Objective: To determine the pharmacokinetics and adverse effects of Maropitant citrate after IV and SC administration to New Zealand White rabbits (Oryctolagus cuniculus). Animals: 11 sexually intact (3 males and 8 females) adult rabbits. Procedures: Each rabbit received Maropitant citrate (1 mg/kg) IV or SC. Blood samples were collected at 9 (SC) or 10 (IV) time points over 48 hours. After a 2-week washout period, rabbits received maropitant by the alternate administration route. Pharmacokinetic parameters were calculated. Body weight, food and water consumption, injection site, mentation, and urine and fecal output were monitored. Results: Mean ± SD maximum concentration after SC administration was 14.4 ± 10.9 ng/mL and was detected at 1.25 ± 0.89 hours. Terminal half-life after IV and SC administration was 10.4 ± 1.6 hours and 13.1 ± 2.44 hours, respectively. Bioavailability after SC administration was 58.9 ± 13.3%. Plasma concentration at 24 hours was 2.87 ± 1.69 ng/mL after IV administration and 3.4 ± 1.2 ng/mL after SC administration. Four rabbits developed local dermal reactions at the injection site after SC injection. Increased fecal production was detected on the day of treatment and 1 day after treatment. Conclusions and clinical relevance: Plasma concentrations of rabbits 24 hours after SC and IV administration of Maropitant citrate (1 mg/kg) were similar to those of dogs at 24 hours. Reactions at the SC injection site were the most common adverse effect detected. Increased fecal output may suggest an effect on gastrointestinal motility. Additional pharmacodynamic and multidose studies are needed.

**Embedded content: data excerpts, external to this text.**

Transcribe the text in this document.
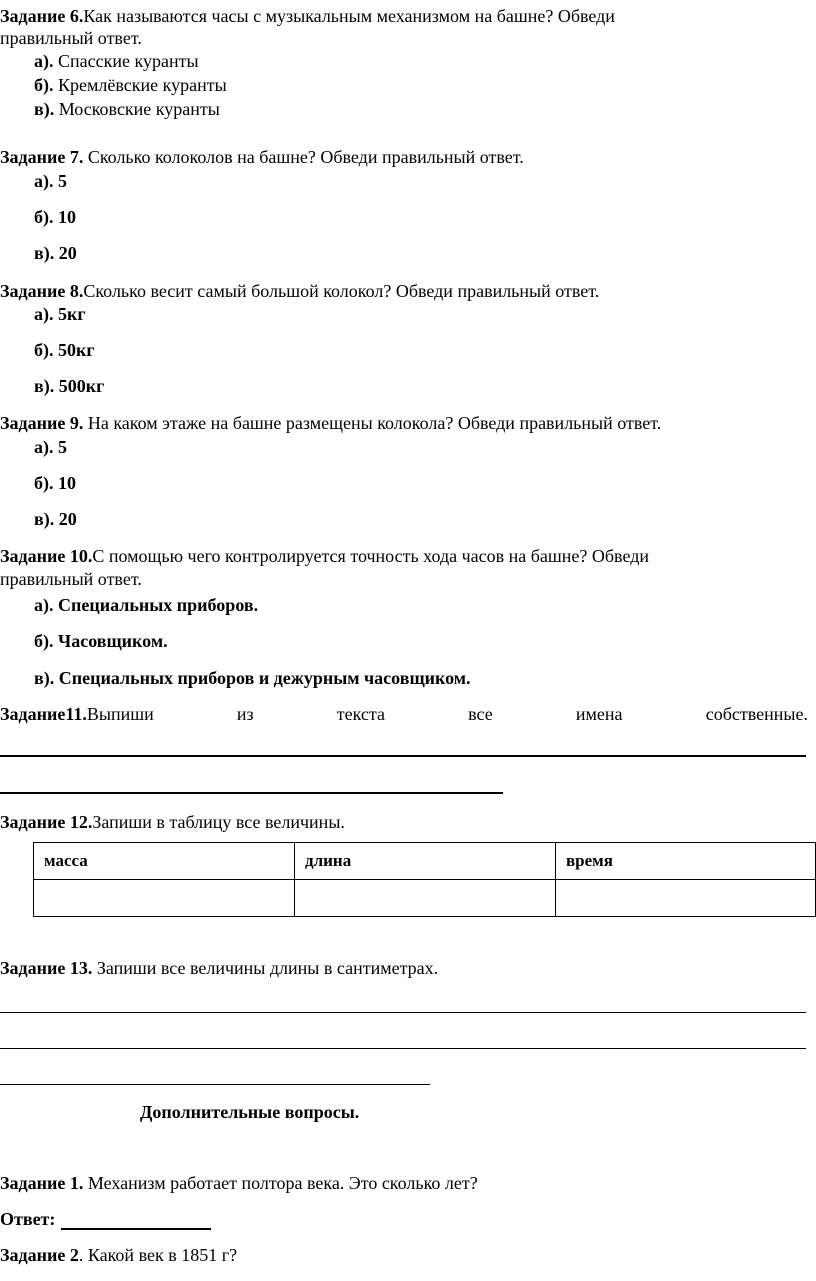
Задание 6.Как называются часы с музыкальным механизмом на башне? Обведи
правильный ответ.
а). Спасские куранты
б). Кремлёвские куранты
в). Московские куранты
Задание 7. Сколько колоколов на башне? Обведи правильный ответ.
а). 5
б). 10
в). 20
Задание 8.Сколько весит самый большой колокол? Обведи правильный ответ.
а). 5кг
б). 50кг
в). 500кг
Задание 9. На каком этаже на башне размещены колокола? Обведи правильный ответ.
а). 5
б). 10
в). 20
Задание 10.С помощью чего контролируется точность хода часов на башне? Обведи
правильный ответ.
а). Специальных приборов.
б). Часовщиком.
в). Специальных приборов и дежурным часовщиком.
Задание11.Выпиши	из	текста	все	имена	собственные.
Задание 12.Запиши в таблицу все величины.
масса	длина	время

Задание 13. Запиши все величины длины в сантиметрах.
Дополнительные вопросы.
Задание 1. Механизм работает полтора века. Это сколько лет?
Ответ:
Задание 2. Какой век в 1851 г?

Pharmacokinetics of single doses of Maropitant citrate in adult horses
J Vet Pharmacol Ther 2019 Jul;42(4):487-491.PMID:31190332DOI:10.1111/jvp.12768.
The neurokinin-1 (NK) receptor antagonist, Maropitant citrate, mitigates nausea and vomiting in dogs and cats. Nausea is poorly understood and likely under-recognized in horses. Use of NK-1 receptor antagonists in horses has not been reported. The purpose of this study was to determine the pharmacokinetic profile of maropitant in seven adult horses after single intravenous (IV; 1 mg/kg) and intragastric (IG; 2 mg/kg) doses. A randomized, crossover design was performed. Serial blood samples were collected after dosing; maropitant concentrations were measured using LC-MS/MS. Pharmacokinetic parameters were determined using noncompartmental analysis. The mean plasma maropitant concentration 3 min after IV administration was 800 ± 140 ng/ml, elimination half-life was 10.37 ± 2.07 h, and volume of distribution was 6.54 ± 1.84 L/kg. The maximum concentration following IG administration was 80 ± 40 ng/ml, and elimination half-life was 9.64 ± 1.27 hr. Oral bioavailability was variable at 13.3 ± 5.3%. Maropitant concentrations achieved after IG administration were comparable to those in small animals. Concentrations after IV administration were lower than in dogs and cats. Elimination half-life was longer than in dogs and shorter than in cats. This study is the basis for further investigations into using maropitant in horses.